Our Family Support Team do important work to provide counselling and care for young children. Children’s Counsellor Ben Bourne tells us about their work.

Children's Counsellor Ben works with children who have lost someone they love

“Hi, and welcome to our Hospice Family Room. My name’s Ben, and I’m a member of the St Teresa’s Hospice Family Support Team. We’re a multi-disciplinary team of counsellors and social workers based here at the Hospice, and it’s our job to provide support to people at some of the hardest times in their lives.

We’re privileged to work with patients, families and carers both before and after they’ve lost someone they love. We link in with all areas of Hospice care, and act in partnership with all the other services offered by the Hospice, through group work for carers and bereaved people, as well as one to one counselling.

In addition to working with children at the Hospice, we’re active in local schools, providing support, training and education to teachers and support workers around how to interact with and be alongside a bereaved child.

By meeting people as soon after diagnosis as possible, we’re able to make that link and build a relationship that helps us give smoother and tailored support once a death occurs.
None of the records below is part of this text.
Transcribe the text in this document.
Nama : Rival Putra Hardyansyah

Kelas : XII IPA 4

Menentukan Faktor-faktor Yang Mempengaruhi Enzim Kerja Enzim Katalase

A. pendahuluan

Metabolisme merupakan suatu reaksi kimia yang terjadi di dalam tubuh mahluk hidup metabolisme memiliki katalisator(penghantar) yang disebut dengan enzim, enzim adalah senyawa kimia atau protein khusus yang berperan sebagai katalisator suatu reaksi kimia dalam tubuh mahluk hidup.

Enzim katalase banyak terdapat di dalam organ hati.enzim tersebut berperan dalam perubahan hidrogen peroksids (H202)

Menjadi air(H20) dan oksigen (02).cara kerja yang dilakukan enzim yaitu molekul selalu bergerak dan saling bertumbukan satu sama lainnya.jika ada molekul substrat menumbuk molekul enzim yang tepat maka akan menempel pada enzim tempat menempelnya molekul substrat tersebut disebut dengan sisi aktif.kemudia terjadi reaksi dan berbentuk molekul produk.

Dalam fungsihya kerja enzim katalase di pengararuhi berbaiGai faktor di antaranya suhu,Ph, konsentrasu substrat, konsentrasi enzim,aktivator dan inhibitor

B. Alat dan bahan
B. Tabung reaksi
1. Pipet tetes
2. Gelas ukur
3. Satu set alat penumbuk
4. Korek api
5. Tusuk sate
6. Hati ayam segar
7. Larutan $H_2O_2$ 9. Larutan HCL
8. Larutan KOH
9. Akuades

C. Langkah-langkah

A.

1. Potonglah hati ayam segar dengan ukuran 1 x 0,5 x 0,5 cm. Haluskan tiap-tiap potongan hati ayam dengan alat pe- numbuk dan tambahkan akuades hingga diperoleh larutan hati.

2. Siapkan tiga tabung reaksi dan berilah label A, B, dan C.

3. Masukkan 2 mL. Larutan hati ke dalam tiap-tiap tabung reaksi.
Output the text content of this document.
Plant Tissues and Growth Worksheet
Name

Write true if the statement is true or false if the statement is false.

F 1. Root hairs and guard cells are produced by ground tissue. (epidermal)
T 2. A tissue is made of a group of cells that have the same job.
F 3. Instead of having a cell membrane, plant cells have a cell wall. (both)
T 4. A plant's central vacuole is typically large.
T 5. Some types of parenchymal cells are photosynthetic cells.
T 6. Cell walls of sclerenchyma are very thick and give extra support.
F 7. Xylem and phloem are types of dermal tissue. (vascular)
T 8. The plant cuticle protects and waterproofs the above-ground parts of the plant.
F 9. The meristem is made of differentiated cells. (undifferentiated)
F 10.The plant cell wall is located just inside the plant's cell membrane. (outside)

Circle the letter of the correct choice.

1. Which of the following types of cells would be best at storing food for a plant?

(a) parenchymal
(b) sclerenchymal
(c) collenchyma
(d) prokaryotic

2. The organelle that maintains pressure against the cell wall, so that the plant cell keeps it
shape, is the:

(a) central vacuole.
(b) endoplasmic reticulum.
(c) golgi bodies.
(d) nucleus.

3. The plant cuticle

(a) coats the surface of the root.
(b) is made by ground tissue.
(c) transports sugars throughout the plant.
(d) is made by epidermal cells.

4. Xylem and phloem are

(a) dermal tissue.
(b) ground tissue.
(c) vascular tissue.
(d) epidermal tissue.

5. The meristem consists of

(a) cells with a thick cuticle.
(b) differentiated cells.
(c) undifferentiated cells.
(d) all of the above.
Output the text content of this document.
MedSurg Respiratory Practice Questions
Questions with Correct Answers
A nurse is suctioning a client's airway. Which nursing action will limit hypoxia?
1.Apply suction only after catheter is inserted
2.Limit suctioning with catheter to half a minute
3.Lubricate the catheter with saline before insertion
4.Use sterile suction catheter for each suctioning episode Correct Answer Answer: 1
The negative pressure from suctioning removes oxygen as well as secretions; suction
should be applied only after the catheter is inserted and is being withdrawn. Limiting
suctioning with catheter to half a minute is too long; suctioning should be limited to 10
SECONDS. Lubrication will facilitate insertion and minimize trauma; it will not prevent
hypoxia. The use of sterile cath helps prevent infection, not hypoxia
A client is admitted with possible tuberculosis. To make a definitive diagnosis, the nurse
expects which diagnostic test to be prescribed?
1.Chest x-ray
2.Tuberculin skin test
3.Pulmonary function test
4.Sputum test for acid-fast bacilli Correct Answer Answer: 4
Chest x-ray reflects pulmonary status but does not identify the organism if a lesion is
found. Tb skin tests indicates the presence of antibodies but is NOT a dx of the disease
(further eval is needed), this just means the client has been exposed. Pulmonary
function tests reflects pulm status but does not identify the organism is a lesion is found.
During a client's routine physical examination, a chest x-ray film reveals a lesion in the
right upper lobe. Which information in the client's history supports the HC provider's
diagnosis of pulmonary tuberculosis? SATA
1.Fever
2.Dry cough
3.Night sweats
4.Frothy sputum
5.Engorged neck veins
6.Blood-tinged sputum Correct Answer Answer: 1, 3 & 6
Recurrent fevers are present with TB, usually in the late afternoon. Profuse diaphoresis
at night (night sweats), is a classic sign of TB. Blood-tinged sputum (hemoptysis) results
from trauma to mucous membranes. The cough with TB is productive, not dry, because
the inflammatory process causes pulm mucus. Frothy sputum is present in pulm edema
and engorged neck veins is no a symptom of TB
This is particularly important for children’s counselling.

It’s sad to say that one in every fifteen children will suffer the loss of a parent before the age of 15, and one in every five children will lose a loved one before they turn 18. By making contact early and providing help to young people before they lose their loved one we’re able to help families to have open and honest conversations about death and dying.

We use a variety of tools to address such difficult issues as separation anxiety. Children are encouraged to make ‘kiss cards’ that they can keep, that gives them a physical connection with the patient that they can carry around with them whilst at school or when apart.

We also give them each one of our big and little toy animals. This way, the child can keep the big animal with them, knowing their real parent has the little animal with them. This goes a long way towards maintaining a child’s involvement during illness, and gives us a strong connection with the family.

Once the death does occur, this connection and the work we’ve already done together becomes invaluable. The children know they have a safe and supportive space to feel able to explore their feelings and their grief. We help them to understand that it’s normal and healthy to cry, or to be angry, or to feel whatever they feel. By showing them how to tell their story their way, they feel some measure of control and can develop a resilient narrative around this.

At this stage we’ll often do memory work with the kids. We might make ‘memory boxes’, where each item in the box corresponds to a happy, loving, or important memory. A similar technique is our ‘memory jar’; we fill an ordinary jar with layers of coloured sand, with each band of colour representing a memory. At the end of these projects, the child has a tangible reminder of special memories and they have control around when they look at this and who with. This helps them to work through the anger and worries they may be experiencing, and most importantly, help them readjust to a new reality.”